Ecco, Napolitano resta Napolitano fino alla fine. Ma è come se un surplus di calore - di misurato calore, naturalmente - lo stia particolarmente attraversando in questo passaggio esistenziale. Verrebbe quasi, ma solo quasi e sapendo di esagerare, da chiamarlo Giorgio il Caldo: e sarebbe un nuovo soprannome tardivo ma affettuoso da aggiungere a quello che gli affibbiarono ai tempi in cui era ragazzo nella sua Napoli. Lo chiamavano Giorgio ’o sicco (il magro) per distinguerlo dal suo maestro politico Amendola, denominato Giorgio ’o chiatto (in quanto assai più robusto del suo allievo).
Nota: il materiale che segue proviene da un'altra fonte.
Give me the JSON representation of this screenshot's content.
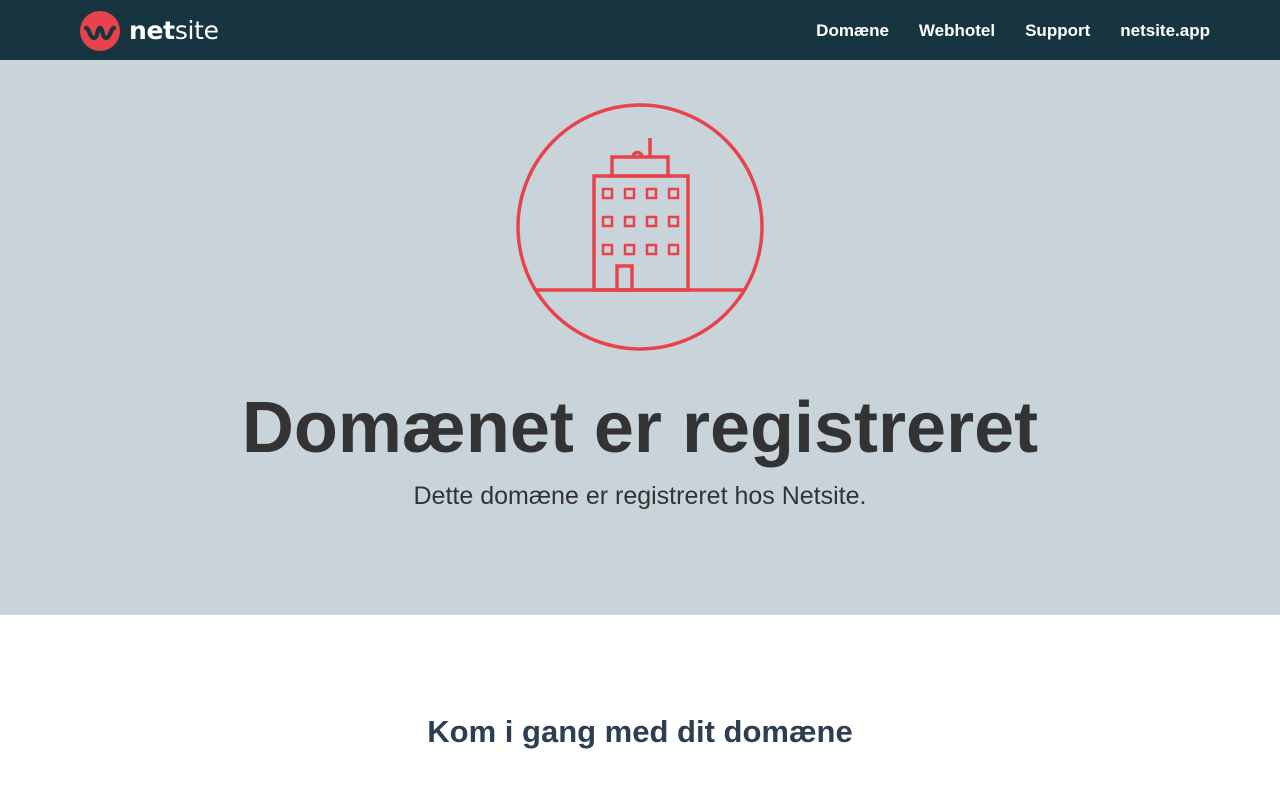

Vecchie storie, che però ritornano perchè ogni nuovo passaggio di vita - come questo che sta compiendo Napolitano - contiene anche un ripensamento dei capitoli precedenti, anche o soprattutto i più lontani. Qui e ora ci sono gli scatoloni con i libri già traslocati dall’appartamento del Colle a quello privato. E anche i recipienti con altri volumi e altre carte sono arrivati da tempo nello studio da presidente emerito che Napolitano ha a disposizione a Palazzo Giustiniani (così come ce l’ha Carlo Azeglio Ciampi). E in quella sede lavoreranno nel suo staff la segretaria Viviane Schmit, Giancarlo Bartoloni e Giovanni Matteoli. Mentre nello stesso edificio, per il periodo della reggenza affidato a Pietro Grasso, il presidente del Senato sarà affiancato da quello che è stato in questi anni uno degli uomini più vicini al Capo dello Stato: il segretario generale del Quirinale, Donato Marra, che a sua volta ieri ha salutato il personale della presidenza. C’è chi subito ha fatto il paragone. Come il Papa emerito Benedetto XVI guarda le meraviglie del Vaticano dal suo appartamento al primo piano del monastero Mater Ecclesiae, che sta dietro alla basilica di San Pietro, così Napolitano potrà fare da Palazzo Giustiniani, e ancora di più dalla sua stanza da letto nel rione Monti, nei confronti dell’edificio del potere in cui ieri notte ha trascorso l’ultima notte. Ma in entrambi i casi, di Ratzinger e di Napolitano, non c’è ombra di nostalgia o di rimpianto nell’abbandono dello scettro. C’è semmai la consapevolezza, come ha spiegato ieri nel Salone delle feste il presidente uscente, di una crescita personale. «E’ stata un’esperienza molto dura e a tratti amara - ha detto Napolitano salutando le persone che hanno lavorato sul Colle - ma che mi ha arricchito in maniera straordinaria». Anche sul piano umano.
LA SINTONIA
E così il politico «totus politicus» che entrò nove anni fa in queste stanze, dopo aver ricoperto incarichi istituzionali ai massimi livelli come il ministero dell’Interno e la presidenza della Camera, adesso ne esce come un uomo di Stato che è riuscito a sintonizzarsi con gli umori profondi del Paese e con uno soprattutto: il desiderio dell’Italia, quella migliore, di non essere eccitata. Del resto regalandogli il suo libro «Kaputt», nella Napoli sconvolta e distrutta appena uscita dalla seconda guerra, Curzio Malaparte scrisse questa dedica: «A Giorgio Napolitano, che non perde la calma neppure nell’apocalisse». Non un luogo freddo, ecco, ma una zona di aria ben temperata non solo dal punto di vista politico ma anche da quello espressivo e del linguaggio: il Quirinale nell’epoca di Giorgio - e guai a chiamarlo Re Giorgio o peggio Cool George - questo è stato.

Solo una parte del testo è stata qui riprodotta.